I make no claim to having been close friends with Sara Stein. After my visit to her house, we saw each other only three or four times. Our most recent encounter was last May at a cocktail party in town that was too crowded for much comfortable conversation except for a quick hello as she smoked one of her hand-rolled cigarettes.
Once I invited her to explore a tract of hemlock gorge that our town was interested in preserving. Its beauty impressed her and she wondered aloud if maybe she and Martin should buy it and establish a small family compound on it – something they were thinking of doing in Maine, I believe, where they had a cottage on a tidal inlet (the Times said she died at her home in Vinalhaven, Maine).
In Noah’s Garden she wrote that prairie plants grow down, establishing deep roots, before they look like much of anything above ground.
“Curious to see if magic were happening yet, I dug down one day three years after grass had first germinated in the clay. I found an earthworm.

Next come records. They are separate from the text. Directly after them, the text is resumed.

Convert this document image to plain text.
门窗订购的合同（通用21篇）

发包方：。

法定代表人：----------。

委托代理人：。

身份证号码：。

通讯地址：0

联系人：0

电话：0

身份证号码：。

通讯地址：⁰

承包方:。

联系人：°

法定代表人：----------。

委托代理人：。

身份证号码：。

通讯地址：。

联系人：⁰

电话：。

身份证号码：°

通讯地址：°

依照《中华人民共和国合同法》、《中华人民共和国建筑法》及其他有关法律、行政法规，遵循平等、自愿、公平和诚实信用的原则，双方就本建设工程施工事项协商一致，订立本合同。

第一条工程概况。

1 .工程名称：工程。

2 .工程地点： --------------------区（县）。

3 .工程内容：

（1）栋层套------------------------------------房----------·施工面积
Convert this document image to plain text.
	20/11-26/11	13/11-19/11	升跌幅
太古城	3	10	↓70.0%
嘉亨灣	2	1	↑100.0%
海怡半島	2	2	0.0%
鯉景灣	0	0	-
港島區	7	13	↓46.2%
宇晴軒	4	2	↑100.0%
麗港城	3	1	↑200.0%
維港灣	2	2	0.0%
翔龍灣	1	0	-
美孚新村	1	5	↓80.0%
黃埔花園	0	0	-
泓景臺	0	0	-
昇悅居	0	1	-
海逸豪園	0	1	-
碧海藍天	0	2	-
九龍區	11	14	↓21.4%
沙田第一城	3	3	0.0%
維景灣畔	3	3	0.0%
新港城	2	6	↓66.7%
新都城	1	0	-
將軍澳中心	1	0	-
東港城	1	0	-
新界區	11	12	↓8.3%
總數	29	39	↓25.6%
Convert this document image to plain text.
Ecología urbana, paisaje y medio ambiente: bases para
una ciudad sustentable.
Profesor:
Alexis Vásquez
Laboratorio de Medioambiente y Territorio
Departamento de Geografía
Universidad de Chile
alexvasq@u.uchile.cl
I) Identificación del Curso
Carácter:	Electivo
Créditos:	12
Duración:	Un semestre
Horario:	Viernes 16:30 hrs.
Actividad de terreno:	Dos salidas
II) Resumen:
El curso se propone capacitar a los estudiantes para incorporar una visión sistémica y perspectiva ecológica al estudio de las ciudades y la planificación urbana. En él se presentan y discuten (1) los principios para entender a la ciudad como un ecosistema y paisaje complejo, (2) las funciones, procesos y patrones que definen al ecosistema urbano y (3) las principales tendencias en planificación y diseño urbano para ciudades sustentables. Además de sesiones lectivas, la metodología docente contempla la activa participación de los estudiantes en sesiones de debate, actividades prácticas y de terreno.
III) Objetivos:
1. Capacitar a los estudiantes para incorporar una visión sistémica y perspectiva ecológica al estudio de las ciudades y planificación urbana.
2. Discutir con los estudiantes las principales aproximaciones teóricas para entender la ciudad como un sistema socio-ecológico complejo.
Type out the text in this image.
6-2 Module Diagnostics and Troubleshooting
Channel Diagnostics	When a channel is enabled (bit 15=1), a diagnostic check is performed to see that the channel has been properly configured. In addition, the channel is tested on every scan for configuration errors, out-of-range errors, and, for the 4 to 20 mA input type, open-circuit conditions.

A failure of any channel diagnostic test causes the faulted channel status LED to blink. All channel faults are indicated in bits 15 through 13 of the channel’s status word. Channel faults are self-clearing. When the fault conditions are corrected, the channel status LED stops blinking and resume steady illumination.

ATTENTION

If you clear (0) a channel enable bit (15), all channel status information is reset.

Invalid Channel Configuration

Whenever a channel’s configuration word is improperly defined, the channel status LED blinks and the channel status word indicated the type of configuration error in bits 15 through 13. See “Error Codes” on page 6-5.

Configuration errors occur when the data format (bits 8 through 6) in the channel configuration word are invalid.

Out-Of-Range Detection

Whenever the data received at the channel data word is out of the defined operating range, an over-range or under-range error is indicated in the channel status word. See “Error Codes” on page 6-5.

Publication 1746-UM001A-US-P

But my eager human rhythm was out of step with grassland time, and my vision was insufficiently nearsighted. I couldn’t see that much was happening. Let my grandchildren dig the hillside at my age, though, and they’ll see a topping of good earth
“What else will they see, will they point out to their grandchildren? Will they see the walking stick that I knew in childhood but that hasn’t yet returned? Will they be startled by the noisy flight of red-legged grasshoppers whose legs kick hard enough to hurt and who spit brown drops like chewed tobacco? I see meadowlarks, but there aren’t any bobolinks yet. I look in vain for the green grass snakes of my childhood.”
When I drove past her house in town this morning, the name on the mailbox still said “Stein,” the deer fence was intact, the driveway gate shut, and the prairie covered with hard, bright snow.